In olden times before IEEE 754, it was quite possible that a != b didn't imply a-b != 0 and vice versa. That was one of the reasons to create IEEE 754 in the first place.

With IEEE 754 it is almost guaranteed. C or C++ compilers are allowed to do an operation with higher precision than needed. So if a and b are not variables but expressions, then (a + b) != c doesn't imply (a + b) - c != 0, because a + b could be calculated once with higher precision, and once without higher precision.

Many FPUs can be switched to a mode where they don't return denormalized numbers but replace them with 0. In that mode, if a and b are tiny normalised numbers where the difference is smaller than the smallest normalised number but greater than 0, a != b also doesn't guarantee a == b.

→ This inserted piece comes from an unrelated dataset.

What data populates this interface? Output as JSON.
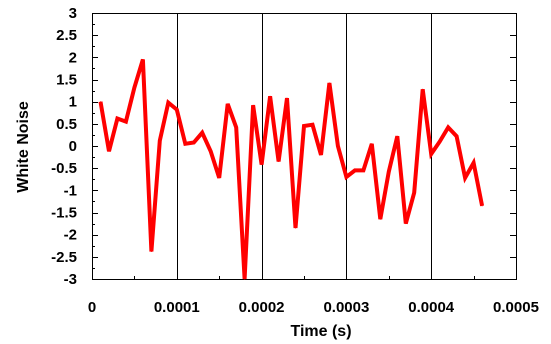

"Never compare floating-point numbers" is cargo cult programming. Among the people who have the mantra "you need an epsilon", most have no idea how to choose that epsilon properly.

Division by zero is undefined, since the limit from positive numbers tend to infinity, the limited from negative numbers tend to negative infinity.

Not sure if this is C++ or Java since there is no language tag.

double calculation(double a, double b)
{
if (a == b)
{
return nan(""); // C++


return Double.NaN; // Java
}
else
{
return 2 / (a - b);
}
}

The core problem is that computer representation of a double (aka float, or real number in mathematical language) is wrong when you have "too much" decimal, for instance when you deal with double that can't be written as a numerical value (pi or the result of 1/3).

So a==b can't be done with any double value of a and b, how to you deal with a==b when a=0.333 and b=1/3 ? Depending of your OS vs FPU vs number vs language versus count of 3 after 0, you will have true or false.

Anyway if you do "double value calculation" on a computer, you have to deal with accuracy, so instead of doing a==b, you have to do absolute_value(a-b)<epsilon, and epsilon is relative to what you are modeling at that time in your algorithm. You can't have an epsilon value for all of your double comparison.

In brief, when you type a==b, you have a mathemical expression that can't be translated on a computer (for any floating point number).

PS: hum, everything I answer here is yet more or less in others responses and comments.